El librero la Fontana・ホンタナ氏の本棚

人生の最後を一番美しく過ごすのは、いつの日か、田舎、といっても町からあまり離れていないところに隠居し、今までに愛読した何冊かの本を、もう一度、書き込みなどしながら読み返すことだ。           (アンドレ・モーロワ「私の生活技術」より)

ブックガイド(35) 相関関係≠因果関係

——相関関係≠因果関係——

 気楽に読める一般向けの本で、アンダーライティングに役立つ最新知識をゲットしよう。そんなコンセプトでブックガイドしております、査定歴21年の自称査定職人ドクター・ホンタナ(ペンネーム)です。今回のテーマは「データ分析と因果関係」。

  「ビッグデータ+人間の判断力=真実が明らかに!」と帯に書かれています。光文社新書にはめずらしい(?)地味なタイトル「データ分析の力」ですが、データをどう仕事に活かすかをしっくりわからせてくれる良書です。1年で10刷ですから売れています。データ分析して査定基準を考えるような仕事をしているひとには役に立つ一冊です。

  医療の世界ではここ20年ばかり根拠にもとづいた医療EBM(=Evidence Based Medicine)が声高にいわれてきました。最近ではそれが次第に過剰になって患者不在のガイドライン医療化しているという批判もあります。しかし、政治・経済の分野では、いまだに政界長老や経営陣の「経験や勘や力関係」でものごとが決まることが多いのではないでしょうか。これってまさにEBM以前の医療と同じ状態ですよね、医療は自己改革してきたとも言えます。

  そこで、政策や企業の運営方針もデータをもとに決めていこう、といういわばEvidence Based な考え方が出てくるのも当然です。そのEvidenceを解釈する際に、大きな問題となってくるのが「相関関係を因果関係と勘違いしてしまう」というパターン。
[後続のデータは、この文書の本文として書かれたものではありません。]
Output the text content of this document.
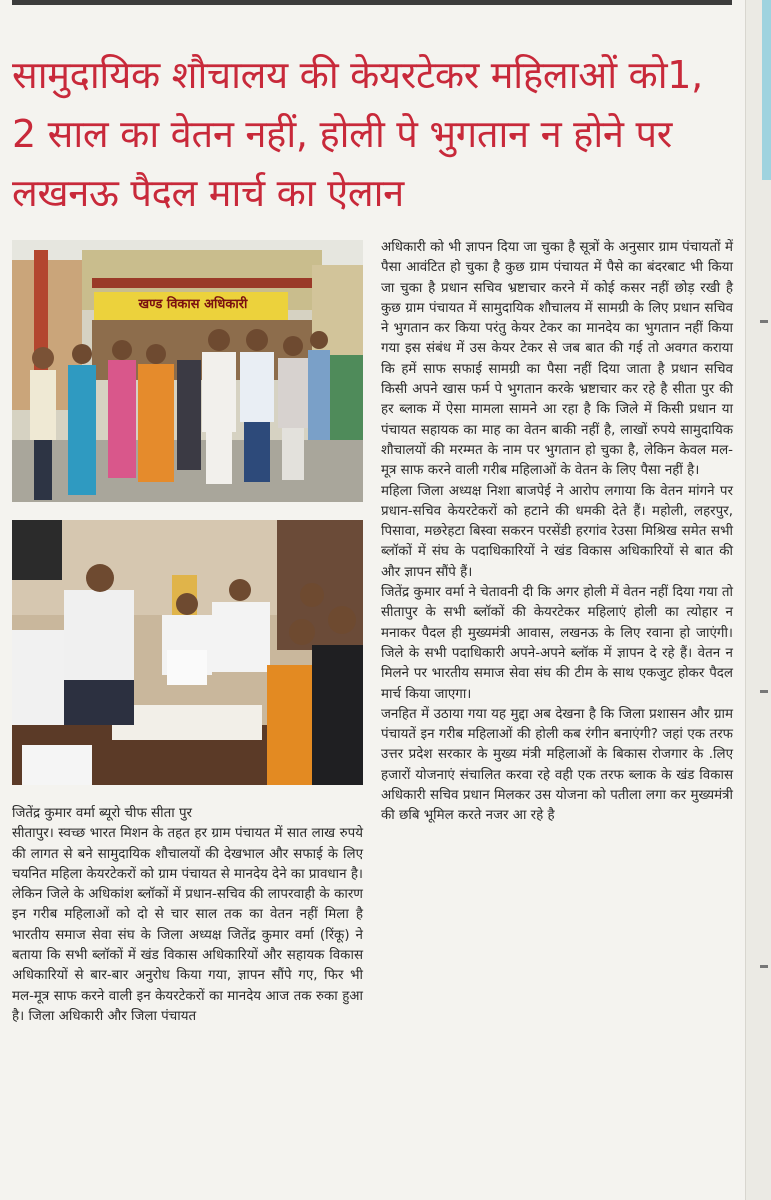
सामुदायिक शौचालय की केयरटेकर महिलाओं को1, 2 साल का वेतन नहीं, होली पे भुगतान न होने पर लखनऊ पैदल मार्च का ऐलान
खण्ड विकास अधिकारी

जितेंद्र कुमार वर्मा ब्यूरो चीफ सीता पुर

सीतापुर। स्वच्छ भारत मिशन के तहत हर ग्राम पंचायत में सात लाख रुपये की लागत से बने सामुदायिक शौचालयों की देखभाल और सफाई के लिए चयनित महिला केयरटेकरों को ग्राम पंचायत से मानदेय देने का प्रावधान है। लेकिन जिले के अधिकांश ब्लॉकों में प्रधान-सचिव की लापरवाही के कारण इन गरीब महिलाओं को दो से चार साल तक का वेतन नहीं मिला है भारतीय समाज सेवा संघ के जिला अध्यक्ष जितेंद्र कुमार वर्मा (रिंकू) ने बताया कि सभी ब्लॉकों में खंड विकास अधिकारियों और सहायक विकास अधिकारियों से बार-बार अनुरोध किया गया, ज्ञापन सौंपे गए, फिर भी मल-मूत्र साफ करने वाली इन केयरटेकरों का मानदेय आज तक रुका हुआ है। जिला अधिकारी और जिला पंचायत

अधिकारी को भी ज्ञापन दिया जा चुका है सूत्रों के अनुसार ग्राम पंचायतों में पैसा आवंटित हो चुका है कुछ ग्राम पंचायत में पैसे का बंदरबाट भी किया जा चुका है प्रधान सचिव भ्रष्टाचार करने में कोई कसर नहीं छोड़ रखी है कुछ ग्राम पंचायत में सामुदायिक शौचालय में सामग्री के लिए प्रधान सचिव ने भुगतान कर किया परंतु केयर टेकर का मानदेय का भुगतान नहीं किया गया इस संबंध में उस केयर टेकर से जब बात की गई तो अवगत कराया कि हमें साफ सफाई सामग्री का पैसा नहीं दिया जाता है प्रधान सचिव किसी अपने खास फर्म पे भुगतान करके भ्रष्टाचार कर रहे है सीता पुर की हर ब्लाक में ऐसा मामला सामने आ रहा है कि जिले में किसी प्रधान या पंचायत सहायक का माह का वेतन बाकी नहीं है, लाखों रुपये सामुदायिक शौचालयों की मरम्मत के नाम पर भुगतान हो चुका है, लेकिन केवल मल-मूत्र साफ करने वाली गरीब महिलाओं के वेतन के लिए पैसा नहीं है।

महिला जिला अध्यक्ष निशा बाजपेई ने आरोप लगाया कि वेतन मांगने पर प्रधान-सचिव केयरटेकरों को हटाने की धमकी देते हैं। महोली, लहरपुर, पिसावा, मछरेहटा बिस्वा सकरन परसेंडी हरगांव रेउसा मिश्रिख समेत सभी ब्लॉकों में संघ के पदाधिकारियों ने खंड विकास अधिकारियों से बात की और ज्ञापन सौंपे हैं।

जितेंद्र कुमार वर्मा ने चेतावनी दी कि अगर होली में वेतन नहीं दिया गया तो सीतापुर के सभी ब्लॉकों की केयरटेकर महिलाएं होली का त्योहार न मनाकर पैदल ही मुख्यमंत्री आवास, लखनऊ के लिए रवाना हो जाएंगी। जिले के सभी पदाधिकारी अपने-अपने ब्लॉक में ज्ञापन दे रहे हैं। वेतन न मिलने पर भारतीय समाज सेवा संघ की टीम के साथ एकजुट होकर पैदल मार्च किया जाएगा।

जनहित में उठाया गया यह मुद्दा अब देखना है कि जिला प्रशासन और ग्राम पंचायतें इन गरीब महिलाओं की होली कब रंगीन बनाएंगी? जहां एक तरफ उत्तर प्रदेश सरकार के मुख्य मंत्री महिलाओं के बिकास रोजगार के .लिए हजारों योजनाएं संचालित करवा रहे वही एक तरफ ब्लाक के खंड विकास अधिकारी सचिव प्रधान मिलकर उस योजना को पतीला लगा कर मुख्यमंत्री की छबि भूमिल करते नजर आ रहे है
例えば、喫煙者には肝機能異常者が多い(=相関関係がある)、よってタバコは肝臓に良くない、というギャグみたいな考え方をする人はまだまだいます(真実は、タバコを吸う人は酒も飲む)。実際の企業の現場では、「去年の夏はテレビCMでアイスの売り上げが伸びたから今年もやろう」という一見正論っぽい話(実は猛暑だっただけとか)が相関関係と因果関係をゴチャゴチャにしており、その違いをきちんと理解できないままの意思決定って世の中に多いんです。
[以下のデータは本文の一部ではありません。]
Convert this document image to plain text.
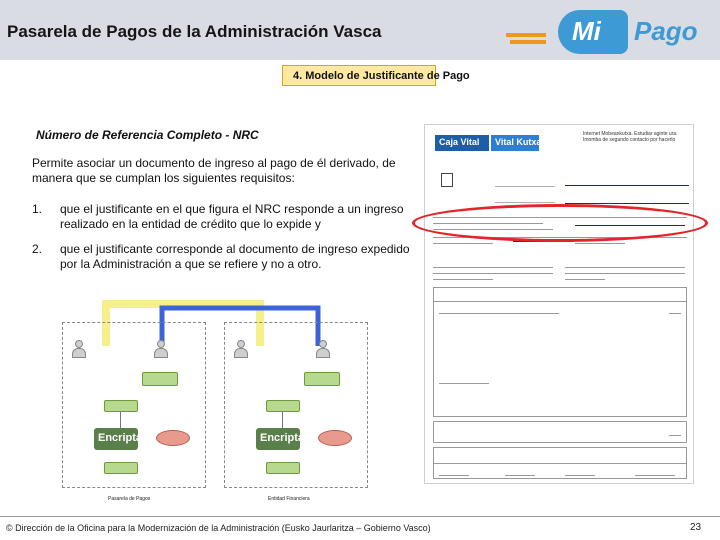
Pasarela de Pagos de la Administración Vasca	Mi Pago
4. Modelo de Justificante de Pago
Número de Referencia Completo - NRC
Permite asociar un documento de ingreso al pago de él derivado, de manera que se cumplan los siguientes requisitos:
1. que el justificante en el que figura el NRC responde a un ingreso realizado en la entidad de crédito que lo expide y
2. que el justificante corresponde al documento de ingreso expedido por la Administración a que se refiere y no a otro.
Caja Vital	Vital Kutxa
Internet Mobeankutxa. Estudiar aginte ura. Imomba de segundo contacto por hacerlo
Encriptar
Pasarela de Pagos
Encriptar
Entidad Financiera
© Dirección de la Oficina para la Modernización de la Administración (Eusko Jaurlaritza – Gobierno Vasco)	23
  そこで、相関関係ではなく因果関係を証明するにはどうすればいいのかというのが本書のテーマになります。本書からわかりやすい例をあげますと、オバマ前大統領が選挙戦用のホームページデザインを決定するに際し、何パターンか作ってネットでの訪問者に各パターンをランダムに割り振り、どのパターンがもっとも寄付につながるのかという実証分析の結果を経てデザインを選択したというのが典型的です。これって医療の分野では当たり前のように使われているRCT(=Randomized Controlled Trial:ランダム化比較試験)ですがそれが社会科学でも使われるようになったというわけです。
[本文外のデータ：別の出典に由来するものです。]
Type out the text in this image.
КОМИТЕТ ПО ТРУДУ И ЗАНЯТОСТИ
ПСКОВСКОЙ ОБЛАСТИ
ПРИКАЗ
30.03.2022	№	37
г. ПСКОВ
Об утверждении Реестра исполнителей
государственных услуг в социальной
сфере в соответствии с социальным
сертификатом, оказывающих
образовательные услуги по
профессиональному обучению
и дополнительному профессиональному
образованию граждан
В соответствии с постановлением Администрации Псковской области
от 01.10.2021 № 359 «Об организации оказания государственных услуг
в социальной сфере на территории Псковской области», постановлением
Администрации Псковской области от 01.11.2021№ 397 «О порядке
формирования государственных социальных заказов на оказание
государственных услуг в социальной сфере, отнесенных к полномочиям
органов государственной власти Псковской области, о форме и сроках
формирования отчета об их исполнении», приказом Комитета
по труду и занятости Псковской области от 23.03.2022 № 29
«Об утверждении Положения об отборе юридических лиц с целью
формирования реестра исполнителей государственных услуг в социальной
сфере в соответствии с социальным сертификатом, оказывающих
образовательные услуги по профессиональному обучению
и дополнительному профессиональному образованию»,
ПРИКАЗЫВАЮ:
  しかし医療とちがって実際の社会現象をRCTすることは多くの場合不可能です。そこで登場するのがRCTの代わりとなりえる種々の方法。本書でとりあげているのは「境界線を賢く使うRDデザイン」「階段状の変化を賢く使う集積分析」「複数期間のデータを生かすパネル・データ分析」。

  例えばRDデザインでは、保険会社が血圧の査定基準を開示し、なおかつ告知の血圧値を信用して査定していると、条件体になる血圧値境界の直前の血圧の告知が不自然に増加する・・なんてありそうですよね。そこから美化告知の存在を証明する・・という具合に使えるのかなと感じます。

  それ以外にも、医療と社会科学の中間に位置する保険医学にとっては膝を打つ内容の多い本書、分野としては「計量経済学」らしいのですが、経済学もあなどれません。また、新書とは思えない懇切丁寧さできちんとしていてわかりやすい良書。おすすめです。(査定職人 ホンタナ Dr. Fontana 2018年12月)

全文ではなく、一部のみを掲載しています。